The Great Blizzard of 1888 killed 400 people and built the New York City subway. Winter Storm Uri killed 246–700 people and nearly destroyed the Texas power grid. Twelve storms, 135 years of data, and the uncomfortable question of whether we're actually getting better at surviving winter.

By the Weather On This Day Research Team||Sources: NOAA, NWS, NCEI, FEMA
Deadliest Blizzard
400+
Great Blizzard 1888
Deepest Snow
58"
Saratoga Springs 1888
States Affected
26
Storm of Century 1993
Costliest Winter Event
$195B
Winter Storm Uri

The Great Blizzard of 1888 killed over 400 people and buried New York City under 50 inches of snow with drifts reaching 50 feet. Every telegraph line, every rail connection, and every road between New York and Boston was severed for days.

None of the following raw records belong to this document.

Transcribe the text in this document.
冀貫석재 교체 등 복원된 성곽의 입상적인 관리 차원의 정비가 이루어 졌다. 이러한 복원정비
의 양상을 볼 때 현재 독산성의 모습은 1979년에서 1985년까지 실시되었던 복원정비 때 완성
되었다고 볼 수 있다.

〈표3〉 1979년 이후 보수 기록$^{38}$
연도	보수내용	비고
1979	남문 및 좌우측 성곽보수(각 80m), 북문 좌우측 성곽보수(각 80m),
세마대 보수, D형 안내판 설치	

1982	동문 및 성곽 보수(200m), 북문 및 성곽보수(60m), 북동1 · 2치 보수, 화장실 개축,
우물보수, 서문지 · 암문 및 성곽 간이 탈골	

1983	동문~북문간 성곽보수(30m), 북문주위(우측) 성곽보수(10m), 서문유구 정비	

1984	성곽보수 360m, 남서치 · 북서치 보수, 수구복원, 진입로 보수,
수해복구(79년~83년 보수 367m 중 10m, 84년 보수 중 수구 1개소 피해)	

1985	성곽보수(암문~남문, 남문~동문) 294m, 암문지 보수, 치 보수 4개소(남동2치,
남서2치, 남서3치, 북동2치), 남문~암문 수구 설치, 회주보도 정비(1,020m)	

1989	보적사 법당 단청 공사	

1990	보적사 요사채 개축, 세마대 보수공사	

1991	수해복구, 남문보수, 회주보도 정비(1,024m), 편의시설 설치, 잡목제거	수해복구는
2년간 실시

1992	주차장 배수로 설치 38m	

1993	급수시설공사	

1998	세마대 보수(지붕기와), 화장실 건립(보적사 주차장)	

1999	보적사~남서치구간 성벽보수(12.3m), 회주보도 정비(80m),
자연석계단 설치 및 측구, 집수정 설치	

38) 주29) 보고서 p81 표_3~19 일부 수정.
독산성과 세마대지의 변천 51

The storm was so catastrophic that it directly caused the construction of the NYC subway system — because the city could never again afford to have all its transit infrastructure above ground.

I went through NOAA's storm event database and historical records going back to the 1880s to rank these. What surprised me most wasn't the 19th-century storms — it was how recent the deadliest events are. Winter Storm Uri in 2021 may have killed more Americans than the Great Blizzard of 1888, and it didn't even produce significant snowfall in the areas it hit hardest. It killed through cold and infrastructure failure in Texas, a state that hadn't winterized its power grid because nobody thought it needed to.


The 12 Worst Blizzards in US History

Ranked by death toll. Pre-1900 counts are estimates from historical records. “Peak snow” is the highest single-location total from NOAA station data or NWS reports.

#1

Great Blizzard of 1888

Deaths
400+
Peak Snow
58"
Date
March 11–14, 1888
Region
Northeast (NYC to Boston)

The storm that built the New York City subway. The Great Blizzard paralyzed the Northeast for four days, dumping 40–58 inches of snow from New Jersey to Massachusetts. Winds over 45 mph piled drifts to 50 feet. Every rail line, road, and telegraph line between New York and Boston was cut. About 200 ships were wrecked or grounded. Roughly 100 sailors and 300 people on land died, many from exposure after being trapped outdoors.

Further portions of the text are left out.